Forgive me for doubting the veracity of your issues accessing links I find to be as public as is technically possible to obtain. Perhaps the security in place on your servers is even stronger than those I used. But financial tunnels are pretty well locked down, almost as unusable as a government Blackberry! (outside the authorized uses…)
So, take a look at the links….they are real. Affecting real people….
Then take a look at your hypothetical. After that I could be persuaded to discuss theory vs reality.
After all, you are purporting theory while I am showing reality. No insults….only reality.
If you advocate a more market based health care system, then your proposal is more hypothetical than mine because no one worth considering is running a true market based health care system. The kind of health care system I advocate is already being successfully run in Australia for example. That’s not hypothetical.
I still don’t hear an answer for my 95 year old with Alzheimer’s and kidney failure. Just let him go?
You insist on ignoring the links.There is a totally functional market based operation in full operation…Nothing HYPE othetical about it!
OTOH, your challenge is totally HYPEothetical.
Follow the links.Be real, stop being HYPEothetical.
You’re babbling Steve. Besides, since you insist on ignoring my 95 year old, I have decided that this conversation is too one sided. Have a nice day.
Your 95 year old is a concoction you made up to change the direction of the blog from one of reality to one of hypotheticals you can argue to your heart’s content.
No babbling needed, you are doing enough for everyone.
So the answer is that you have no idea how to finance the care of someone like this in your “nonhypothetical” scheme. Even though these patients exist, and in large numbers (although I will freely admit that many are not precisely 95 years old), you consider them hypothetical. No surprise there.
“So the answer is” you make shit up and attribute it to me!
GO READ THE LINK.
I read the links – and there are THREE of them. Nothing there so far as I can tell. Can you take the trouble to show me that your request isn’t just to send me on a wild goose chase? I didn’t think so.
Some day, someone’s got to teach you to cut and paste. It’s really not that hard. Honest.

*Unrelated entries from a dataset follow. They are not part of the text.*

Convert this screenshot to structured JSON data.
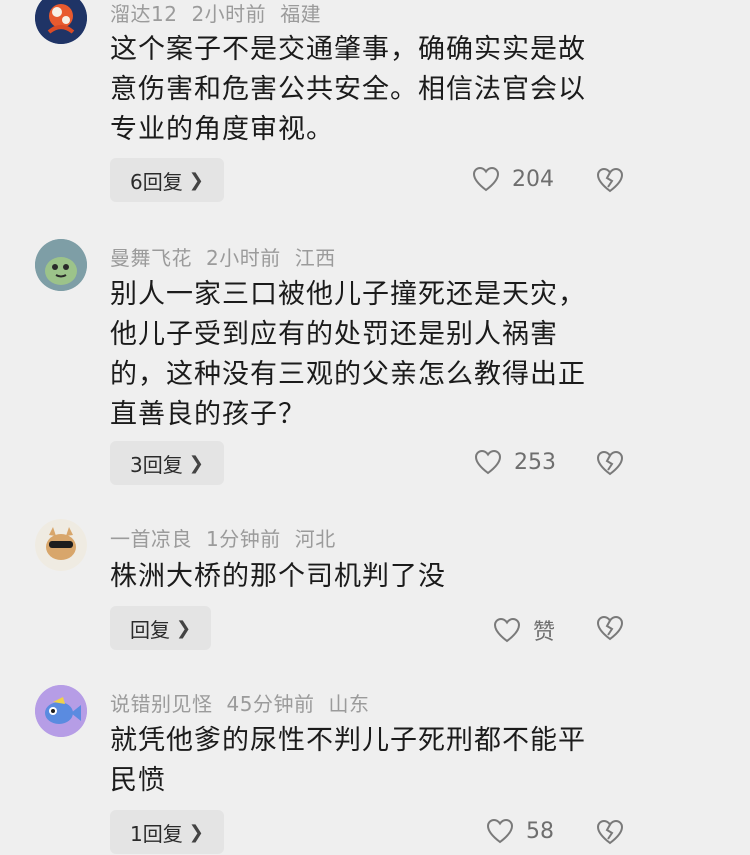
{
  "comments": [
    {
      "username": "溜达12",
      "time": "2小时前",
      "location": "福建",
      "lines": [
        "这个案子不是交通肇事，确确实实是故",
        "意伤害和危害公共安全。相信法官会以",
        "专业的角度审视。"
      ],
      "reply_label": "6回复",
      "likes": "204"
    },
    {
      "username": "曼舞飞花",
      "time": "2小时前",
      "location": "江西",
      "lines": [
        "别人一家三口被他儿子撞死还是天灾，",
        "他儿子受到应有的处罚还是别人祸害",
        "的，这种没有三观的父亲怎么教得出正",
        "直善良的孩子？"
      ],
      "reply_label": "3回复",
      "likes": "253"
    },
    {
      "username": "一首凉良",
      "time": "1分钟前",
      "location": "河北",
      "lines": [
        "株洲大桥的那个司机判了没"
      ],
      "reply_label": "回复",
      "likes": "赞"
    },
    {
      "username": "说错别见怪",
      "time": "45分钟前",
      "location": "山东",
      "lines": [
        "就凭他爹的尿性不判儿子死刑都不能平",
        "民愤"
      ],
      "reply_label": "1回复",
      "likes": "58"
    }
  ],
  "icons": {
    "like": "heart-outline-icon",
    "dislike": "broken-heart-icon",
    "reply_arrow": "chevron-right-icon"
  }
}
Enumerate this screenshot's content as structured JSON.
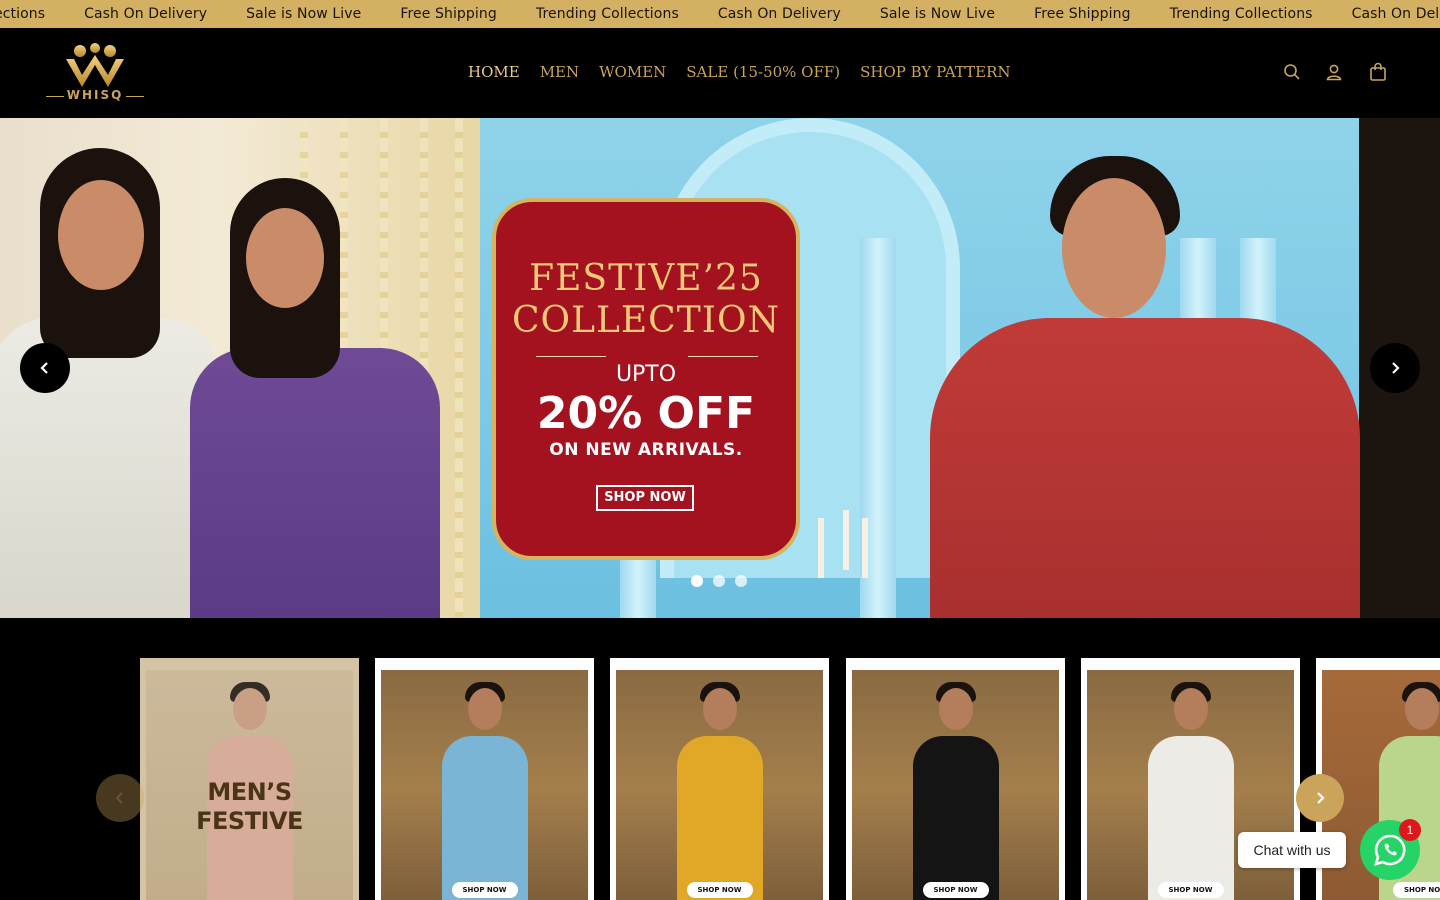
{
  "announcement": {
    "items": [
      "llections",
      "Cash On Delivery",
      "Sale is Now Live",
      "Free Shipping",
      "Trending Collections",
      "Cash On Delivery",
      "Sale is Now Live",
      "Free Shipping",
      "Trending Collections",
      "Cash On Deliv"
    ]
  },
  "header": {
    "logo_text": "WHISQ",
    "nav": [
      "HOME",
      "MEN",
      "WOMEN",
      "SALE (15-50% OFF)",
      "SHOP BY PATTERN"
    ],
    "active_nav": "HOME",
    "icons": [
      "search-icon",
      "account-icon",
      "cart-icon"
    ]
  },
  "hero": {
    "badge_line1": "FESTIVE’25",
    "badge_line2": "COLLECTION",
    "upto": "UPTO",
    "offer": "20% OFF",
    "subtext": "ON NEW ARRIVALS.",
    "cta": "SHOP NOW",
    "slide_count": 3,
    "active_slide": 1
  },
  "categories": {
    "first_title_line1": "MEN’S",
    "first_title_line2": "FESTIVE",
    "shop_label": "SHOP NOW",
    "cards": [
      {
        "kurta_color": "#7bb5d6"
      },
      {
        "kurta_color": "#e0a826"
      },
      {
        "kurta_color": "#141414"
      },
      {
        "kurta_color": "#ecebe6"
      },
      {
        "kurta_color": "#b9d68c"
      }
    ]
  },
  "chat": {
    "label": "Chat with us",
    "unread": "1"
  },
  "colors": {
    "accent_gold": "#c9a45a",
    "announcement_bg": "#d4b063",
    "badge_red": "#a4121f",
    "whatsapp_green": "#25d366"
  }
}
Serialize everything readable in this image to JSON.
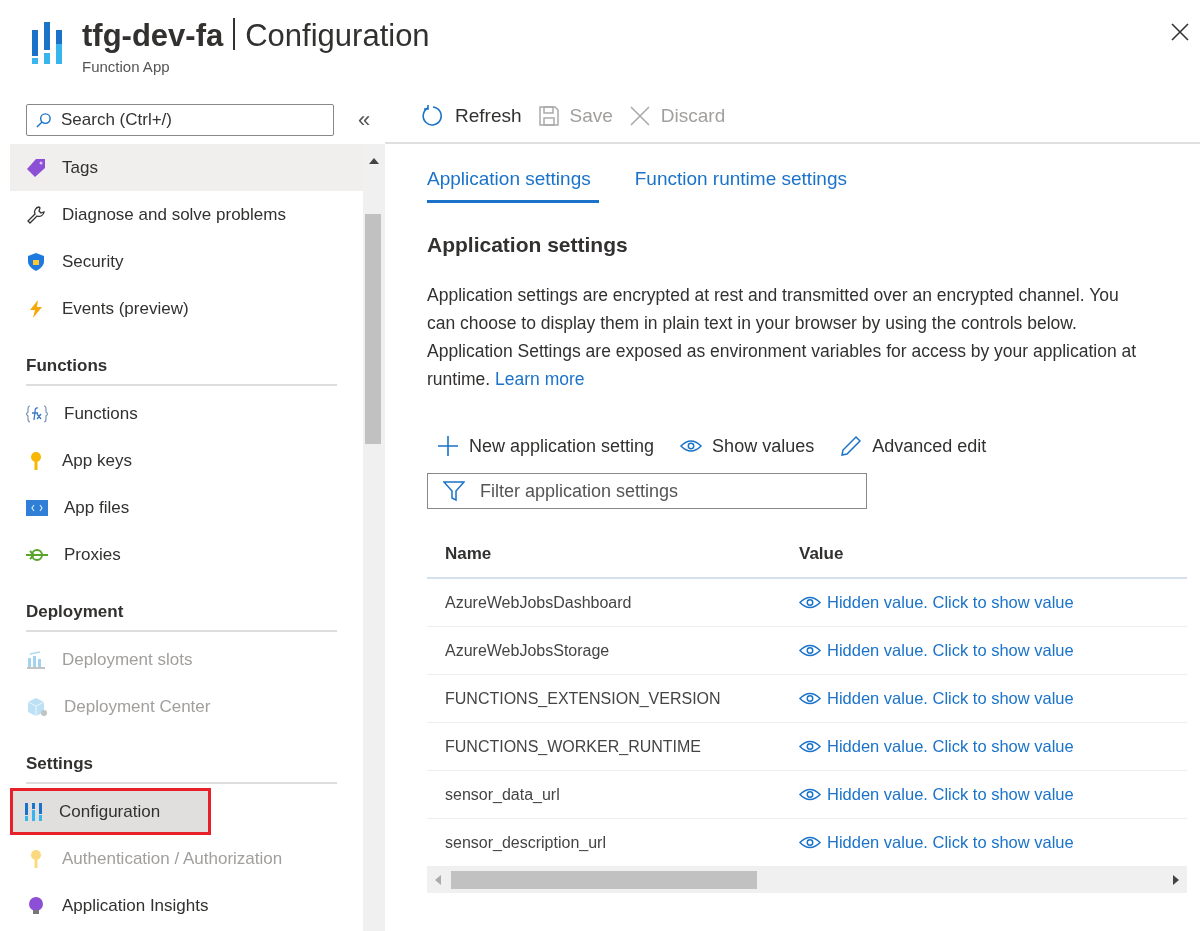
{
  "header": {
    "resource_name": "tfg-dev-fa",
    "page_title": "Configuration",
    "subtitle": "Function App"
  },
  "sidebar": {
    "search": {
      "placeholder": "Search (Ctrl+/)"
    },
    "collapse": "«",
    "items": [
      {
        "kind": "item",
        "label": "Tags",
        "disabled": false,
        "selected": false,
        "highlighted": false,
        "hovered": true
      },
      {
        "kind": "item",
        "label": "Diagnose and solve problems",
        "disabled": false,
        "selected": false,
        "highlighted": false,
        "hovered": false
      },
      {
        "kind": "item",
        "label": "Security",
        "disabled": false,
        "selected": false,
        "highlighted": false,
        "hovered": false
      },
      {
        "kind": "item",
        "label": "Events (preview)",
        "disabled": false,
        "selected": false,
        "highlighted": false,
        "hovered": false
      },
      {
        "kind": "heading",
        "label": "Functions"
      },
      {
        "kind": "item",
        "label": "Functions",
        "disabled": false,
        "selected": false,
        "highlighted": false,
        "hovered": false
      },
      {
        "kind": "item",
        "label": "App keys",
        "disabled": false,
        "selected": false,
        "highlighted": false,
        "hovered": false
      },
      {
        "kind": "item",
        "label": "App files",
        "disabled": false,
        "selected": false,
        "highlighted": false,
        "hovered": false
      },
      {
        "kind": "item",
        "label": "Proxies",
        "disabled": false,
        "selected": false,
        "highlighted": false,
        "hovered": false
      },
      {
        "kind": "heading",
        "label": "Deployment"
      },
      {
        "kind": "item",
        "label": "Deployment slots",
        "disabled": true,
        "selected": false,
        "highlighted": false,
        "hovered": false
      },
      {
        "kind": "item",
        "label": "Deployment Center",
        "disabled": true,
        "selected": false,
        "highlighted": false,
        "hovered": false
      },
      {
        "kind": "heading",
        "label": "Settings"
      },
      {
        "kind": "item",
        "label": "Configuration",
        "disabled": false,
        "selected": true,
        "highlighted": true,
        "hovered": false
      },
      {
        "kind": "item",
        "label": "Authentication / Authorization",
        "disabled": true,
        "selected": false,
        "highlighted": false,
        "hovered": false
      },
      {
        "kind": "item",
        "label": "Application Insights",
        "disabled": false,
        "selected": false,
        "highlighted": false,
        "hovered": false
      }
    ]
  },
  "toolbar": [
    {
      "label": "Refresh",
      "disabled": false
    },
    {
      "label": "Save",
      "disabled": true
    },
    {
      "label": "Discard",
      "disabled": true
    }
  ],
  "tabs": [
    {
      "label": "Application settings",
      "selected": true
    },
    {
      "label": "Function runtime settings",
      "selected": false
    }
  ],
  "section": {
    "title": "Application settings",
    "description": "Application settings are encrypted at rest and transmitted over an encrypted channel. You can choose to display them in plain text in your browser by using the controls below. Application Settings are exposed as environment variables for access by your application at runtime.",
    "link": "Learn more"
  },
  "actions": [
    {
      "label": "New application setting"
    },
    {
      "label": "Show values"
    },
    {
      "label": "Advanced edit"
    }
  ],
  "filter": {
    "placeholder": "Filter application settings"
  },
  "table": {
    "columns": [
      "Name",
      "Value"
    ],
    "rows": [
      {
        "name": "AzureWebJobsDashboard",
        "value": "Hidden value. Click to show value"
      },
      {
        "name": "AzureWebJobsStorage",
        "value": "Hidden value. Click to show value"
      },
      {
        "name": "FUNCTIONS_EXTENSION_VERSION",
        "value": "Hidden value. Click to show value"
      },
      {
        "name": "FUNCTIONS_WORKER_RUNTIME",
        "value": "Hidden value. Click to show value"
      },
      {
        "name": "sensor_data_url",
        "value": "Hidden value. Click to show value"
      },
      {
        "name": "sensor_description_url",
        "value": "Hidden value. Click to show value"
      }
    ]
  }
}
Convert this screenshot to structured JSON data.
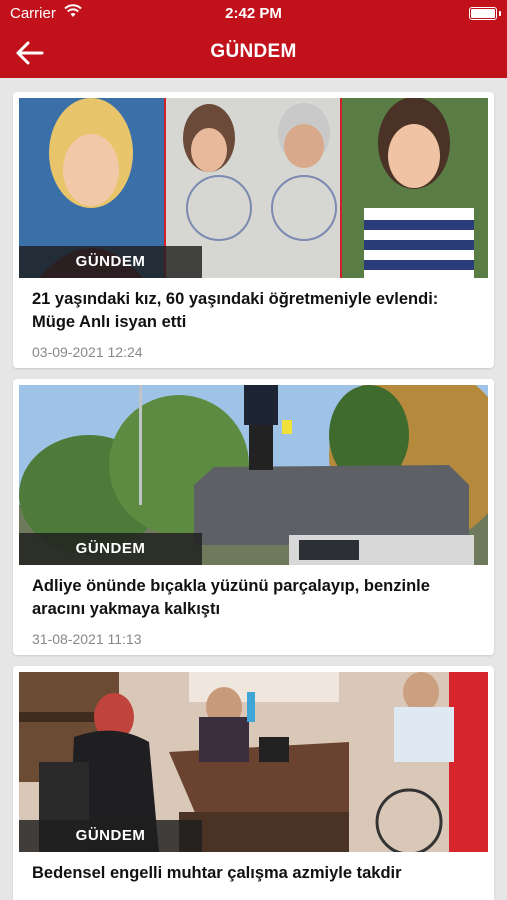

“Nothing there so far as I can tell.”
really…you got nothing from the price list for the surgery center…nothing at all.
figures….
Oh Magoo, you’ve done it again.
So far as I know, Alzheimer’s and kidney failure are not treated surgically. More importantly, the mere posting of a price has nothing to do with who pays the bill, which was my question to you.
Delivery of services. For a set, publicly visible (verifiable), price “has nothing to do with who pays the bill” ????
wow, just wow.
Regardless of the price, it can be paid by the patient, an insurance company or the government with a variety of possible schemes for each. No Steve, who pays and how much they pay are two different things – really!